CORE Client, Felton Institute

“I’ve been able to walk in and find direct resources for housing, employment, food and MediCal, basically anything I’ve needed I’ve been able to come and get referred. Through the CORE program I’ve been able to have a safety cushion while I search for employment, receive employment and go to that employment.”

D. K.

CORE Client, Felton Institute

“The CORE program allowed me to have food on a regular basis. [They] also helped me with getting a refrigerator; my refrigerator was down… They started off by giving me food once a month, after that they showed me how to do the paperwork to get my card and now, I get my own food stamps.”

S. G.

CORE Client, Felton Institute

“They helped me understand there’s people out there to help you.”

C. M.

CORE Client, Felton Institute

“The CORE Program has afforded me as well as the Deputies the opportunity to case conference and create case plans to better support the clients. Additionally, the CORE Program provides support to clients that are not eligible for their program and refer them out to other programs. The customer service, resources, and services provided by the CORE Program are exceptional.”

Mahogony Spears

Pretrial Monitoring Unit Supervisor, Alameda County

by J. Elliott Mendez

Implementation of the Center of Reentry Excellence (CORE)program was initiated by Contractor first quarter of 2020 while addressing governmental work restrictions and worker concerns that heightened challenges in behavioral health staffing. Working around these COVID environmental barriers, Felton successfully served approximately 600 individuals’ reentering the community with needed social and mental health services, as well as supplemental referrals for housing, employment, and other critical needs.
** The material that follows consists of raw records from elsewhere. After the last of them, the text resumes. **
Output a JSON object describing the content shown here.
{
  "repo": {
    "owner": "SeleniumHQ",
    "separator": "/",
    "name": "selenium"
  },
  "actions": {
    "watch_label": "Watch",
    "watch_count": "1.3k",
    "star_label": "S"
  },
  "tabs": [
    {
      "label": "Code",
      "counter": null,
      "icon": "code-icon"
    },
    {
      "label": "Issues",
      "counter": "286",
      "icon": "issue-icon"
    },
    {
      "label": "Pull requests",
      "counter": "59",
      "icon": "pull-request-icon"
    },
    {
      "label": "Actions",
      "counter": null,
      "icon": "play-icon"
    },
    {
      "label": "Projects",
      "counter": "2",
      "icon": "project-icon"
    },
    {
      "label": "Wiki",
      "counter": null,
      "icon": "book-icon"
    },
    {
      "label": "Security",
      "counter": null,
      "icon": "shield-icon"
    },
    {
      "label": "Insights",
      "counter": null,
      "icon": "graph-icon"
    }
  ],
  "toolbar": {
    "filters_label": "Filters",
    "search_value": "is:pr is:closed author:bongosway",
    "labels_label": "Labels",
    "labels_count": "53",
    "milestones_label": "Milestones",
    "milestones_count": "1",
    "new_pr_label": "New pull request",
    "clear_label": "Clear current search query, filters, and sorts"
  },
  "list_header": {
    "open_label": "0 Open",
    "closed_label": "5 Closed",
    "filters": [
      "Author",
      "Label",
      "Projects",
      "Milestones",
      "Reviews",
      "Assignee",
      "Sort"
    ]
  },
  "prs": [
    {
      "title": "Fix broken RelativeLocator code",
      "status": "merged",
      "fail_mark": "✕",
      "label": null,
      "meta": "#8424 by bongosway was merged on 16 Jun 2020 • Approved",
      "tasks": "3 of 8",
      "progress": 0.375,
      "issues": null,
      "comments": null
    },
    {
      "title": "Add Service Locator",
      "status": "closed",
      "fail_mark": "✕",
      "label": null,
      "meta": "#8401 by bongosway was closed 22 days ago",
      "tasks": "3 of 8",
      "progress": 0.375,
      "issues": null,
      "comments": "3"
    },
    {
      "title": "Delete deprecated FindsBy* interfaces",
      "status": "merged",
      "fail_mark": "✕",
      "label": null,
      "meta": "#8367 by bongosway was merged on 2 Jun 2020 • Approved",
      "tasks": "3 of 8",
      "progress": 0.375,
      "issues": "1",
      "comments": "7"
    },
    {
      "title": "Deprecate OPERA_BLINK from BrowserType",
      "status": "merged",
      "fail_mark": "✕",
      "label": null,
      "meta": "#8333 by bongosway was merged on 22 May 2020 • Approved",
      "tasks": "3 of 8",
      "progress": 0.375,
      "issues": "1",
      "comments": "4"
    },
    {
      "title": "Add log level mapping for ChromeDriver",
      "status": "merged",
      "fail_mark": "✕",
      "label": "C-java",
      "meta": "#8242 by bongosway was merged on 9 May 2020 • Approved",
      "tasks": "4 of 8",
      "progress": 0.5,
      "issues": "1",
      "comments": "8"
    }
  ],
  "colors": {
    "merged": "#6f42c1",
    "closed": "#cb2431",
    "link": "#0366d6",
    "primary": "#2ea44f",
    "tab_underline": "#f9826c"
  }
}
Funding Statement: This work is supported by the Alameda County Probation Department, funded by AB109 dollars, as part of the Reentry Engagement Center Master Contract No. 901780.


About Felton Institute: Rooted in equity, Felton Institute transforms quality of life and promotes social justice to accelerate community led change. Felton Institute is a tax-exempt organization registered 501(c)(3) nonprofit under EIN 94-1156530.

Offering more than 50 acclaimed and honored programs that address homelessness, mental health, prenatal, adolescent, adult and senior needs, Felton Institute provides evidence-based behavioral health and social services in San Francisco, Alameda, San Mateo, Marin, and Monterey counties.

Felton Institute can trace its roots back to 1889. The organization is named for its social services pioneer and executive director Dr. Katharine “Kitty” Felton who was called the “conscience of San Francisco” and was committed to ensuring that children and families in crisis have access to social services and resources in order to help them build upon their inherent strengths and develop self-sufficiency.